Google's latest quantum processor 'Willow' shows promise in solving complex problems, sparking hope for future quantum computing advancements.

Google recently unveiled its latest quantum processor, named ‘Willow’. The research team that built it also tested it and the results were published in Nature.

They created a great level of buzz about the realisability of quantum computers that could tackle many practical problems.

The results also kicked up intriguing debates about explaining the power of quantum information processing and how they could solve problems that even the most powerful classical computers struggle with.

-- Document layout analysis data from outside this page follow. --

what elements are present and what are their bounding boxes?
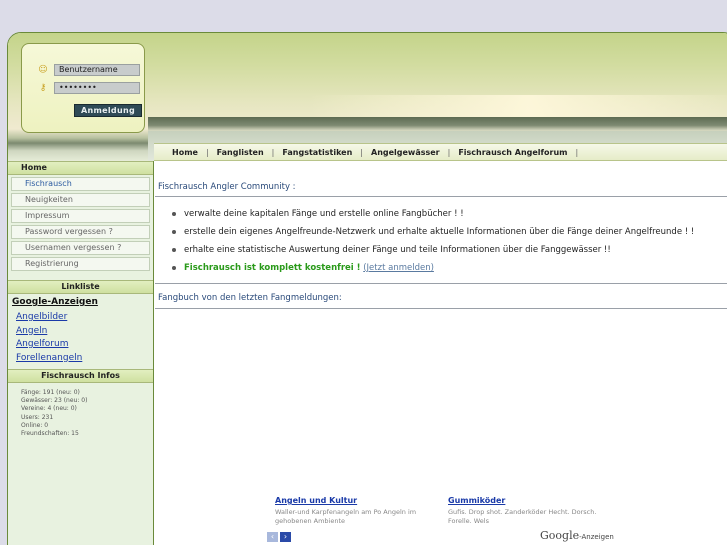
banner-sky-haze bbox=[308, 95, 727, 117]
free-text: Fischrausch ist komplett kostenfrei ! bbox=[184, 263, 361, 273]
nav-separator: | bbox=[447, 147, 451, 157]
divider bbox=[155, 283, 727, 284]
feature-item: erstelle dein eigenes Angelfreunde-Netzw… bbox=[172, 226, 694, 244]
ad-unit: Gummiköder Gufis. Drop shot. Zanderköder… bbox=[448, 496, 613, 526]
ad-description: Waller-und Karpfenangeln am Po Angeln im… bbox=[275, 508, 417, 525]
ad-link-angelforum[interactable]: Angelforum bbox=[8, 338, 153, 352]
google-ads-brand[interactable]: Google -Anzeigen bbox=[540, 529, 614, 542]
google-ads-suffix: -Anzeigen bbox=[579, 533, 614, 541]
sidebar-header-linkliste: Linkliste bbox=[8, 280, 153, 294]
sidebar-item-fischrausch[interactable]: Fischrausch bbox=[11, 177, 150, 191]
divider bbox=[155, 308, 727, 309]
login-box: ☺ Benutzername ⚷ •••••••• Anmeldung bbox=[21, 43, 145, 133]
page-frame: ☺ Benutzername ⚷ •••••••• Anmeldung Home… bbox=[7, 32, 727, 545]
sidebar-ads-title[interactable]: Google-Anzeigen bbox=[8, 297, 153, 307]
register-link[interactable]: (Jetzt anmelden) bbox=[363, 263, 434, 273]
ad-navigation: ‹ › bbox=[267, 532, 293, 542]
feature-item: verwalte deine kapitalen Fänge und erste… bbox=[172, 208, 694, 226]
nav-item-angelforum[interactable]: Fischrausch Angelforum bbox=[458, 148, 567, 157]
stat-vereine: Vereine: 4 (neu: 0) bbox=[21, 405, 77, 413]
chevron-right-icon[interactable]: › bbox=[280, 532, 291, 542]
sidebar-item-neuigkeiten[interactable]: Neuigkeiten bbox=[11, 193, 150, 207]
banner-tree-line bbox=[148, 117, 727, 131]
sidebar-ads: Google-Anzeigen Angelbilder Angeln Angel… bbox=[8, 294, 153, 368]
stat-gewaesser: Gewässer: 23 (neu: 0) bbox=[21, 397, 88, 405]
nav-separator: | bbox=[271, 147, 275, 157]
ad-unit: Angeln und Kultur Waller-und Karpfenange… bbox=[275, 496, 440, 526]
nav-item-home[interactable]: Home bbox=[172, 148, 198, 157]
password-row: ⚷ •••••••• bbox=[38, 82, 140, 94]
stat-online: Online: 0 bbox=[21, 421, 49, 429]
feature-item-free: Fischrausch ist komplett kostenfrei ! (J… bbox=[172, 262, 694, 280]
sidebar-item-password-vergessen[interactable]: Password vergessen ? bbox=[11, 225, 150, 239]
sidebar-item-usernamen-vergessen[interactable]: Usernamen vergessen ? bbox=[11, 241, 150, 255]
divider bbox=[155, 196, 727, 197]
ad-title[interactable]: Angeln und Kultur bbox=[275, 496, 440, 505]
login-button[interactable]: Anmeldung bbox=[74, 104, 142, 117]
ad-title[interactable]: Gummiköder bbox=[448, 496, 613, 505]
google-logo: Google bbox=[540, 529, 580, 542]
nav-separator: | bbox=[575, 147, 579, 157]
username-field[interactable]: Benutzername bbox=[54, 64, 140, 76]
main-nav: Home | Fanglisten | Fangstatistiken | An… bbox=[154, 143, 727, 161]
key-icon: ⚷ bbox=[39, 83, 47, 93]
site-stats: Fänge: 191 (neu: 0) Gewässer: 23 (neu: 0… bbox=[8, 383, 153, 438]
feature-item: erhalte eine statistische Auswertung dei… bbox=[172, 244, 694, 262]
nav-item-angelgewaesser[interactable]: Angelgewässer bbox=[371, 148, 440, 157]
sidebar-header-home: Home bbox=[8, 161, 153, 175]
stat-faenge: Fänge: 191 (neu: 0) bbox=[21, 389, 80, 396]
community-title: Fischrausch Angler Community : bbox=[158, 182, 296, 192]
ad-link-angeln[interactable]: Angeln bbox=[8, 325, 153, 339]
password-field[interactable]: •••••••• bbox=[54, 82, 140, 94]
nav-item-fangstatistiken[interactable]: Fangstatistiken bbox=[282, 148, 352, 157]
stat-freundschaften: Freundschaften: 15 bbox=[21, 430, 79, 438]
fangbuch-title: Fangbuch von den letzten Fangmeldungen: bbox=[158, 293, 342, 303]
stat-users: Users: 231 bbox=[21, 413, 54, 421]
ad-link-forellenangeln[interactable]: Forellenangeln bbox=[8, 352, 153, 366]
sidebar-item-registrierung[interactable]: Registrierung bbox=[11, 257, 150, 271]
nav-item-fanglisten[interactable]: Fanglisten bbox=[217, 148, 264, 157]
main-content: Fischrausch Angler Community : verwalte … bbox=[155, 161, 727, 545]
chevron-left-icon[interactable]: ‹ bbox=[267, 532, 278, 542]
feature-list: verwalte deine kapitalen Fänge und erste… bbox=[172, 208, 694, 280]
header-banner: ☺ Benutzername ⚷ •••••••• Anmeldung Home… bbox=[8, 33, 727, 161]
sidebar-item-impressum[interactable]: Impressum bbox=[11, 209, 150, 223]
sidebar-header-infos: Fischrausch Infos bbox=[8, 369, 153, 383]
user-icon: ☺ bbox=[38, 65, 48, 75]
nav-separator: | bbox=[360, 147, 363, 157]
nav-separator: | bbox=[205, 147, 209, 157]
sidebar: Home Fischrausch Neuigkeiten Impressum P… bbox=[8, 161, 154, 545]
ad-link-angelbilder[interactable]: Angelbilder bbox=[8, 311, 153, 325]
username-row: ☺ Benutzername bbox=[38, 64, 140, 76]
ad-description: Gufis. Drop shot. Zanderköder Hecht. Dor… bbox=[448, 508, 597, 525]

Computers process information stored in an array of 0s and 1s. In classical computers, some physical system with two possible states is used to represent these 0s and 1s. These physical systems are called bits. A common example is an electric circuit that allows two levels of voltage, one called 0 and the other called 1. A classical computer is a collection of bits together, and the information flowing in and out of bits is controlled and manipulated by physical operations called gate operations. For example, an AND gate accepts two inputs, each either 0 or 1, and outputs 1 if both inputs are 1 and 0 for any other combination of inputs.

A quantum bit, or qubit, has two distinct states representing 0 and 1. More importantly, a qubit can be in states that are also combinations of 0 and 1. This feature is called quantum superposition. Classical bits can’t do this. Because of this ability, each qubit needs two distinct numbers to represent the contributions of 0 and 1 respectively in the qubit’s state. If we have two bits, we need two numbers, one for each bit, to represent the state of the collection. With two quantum bits, we need four numbers to represent the state. For 10 bits, we need 10 numbers to represent the state of the collection. For ten qubits, we need 210 (1,024) numbers.

This exponential growth in the information required to represent qubits’ states and the superposition of states are the major reasons why quantum computers could be more efficient and powerful than classical computers. Like a classical computer, a quantum computer is also a collection of qubits and a host of physical operations called quantum gates that change the states of qubits to perform calculations.

Some of the major impediments to realising quantum computers are the fragile nature of quantum states. Specifically, while classical bits are robust and long-lasting, qubits are fragile and collapse quickly at the slightest disturbance. This in turn limits the amount of time for which qubits can hold information, how errors-free the quantum computer can keep its calculations, and how well a quantum computer can be scaled.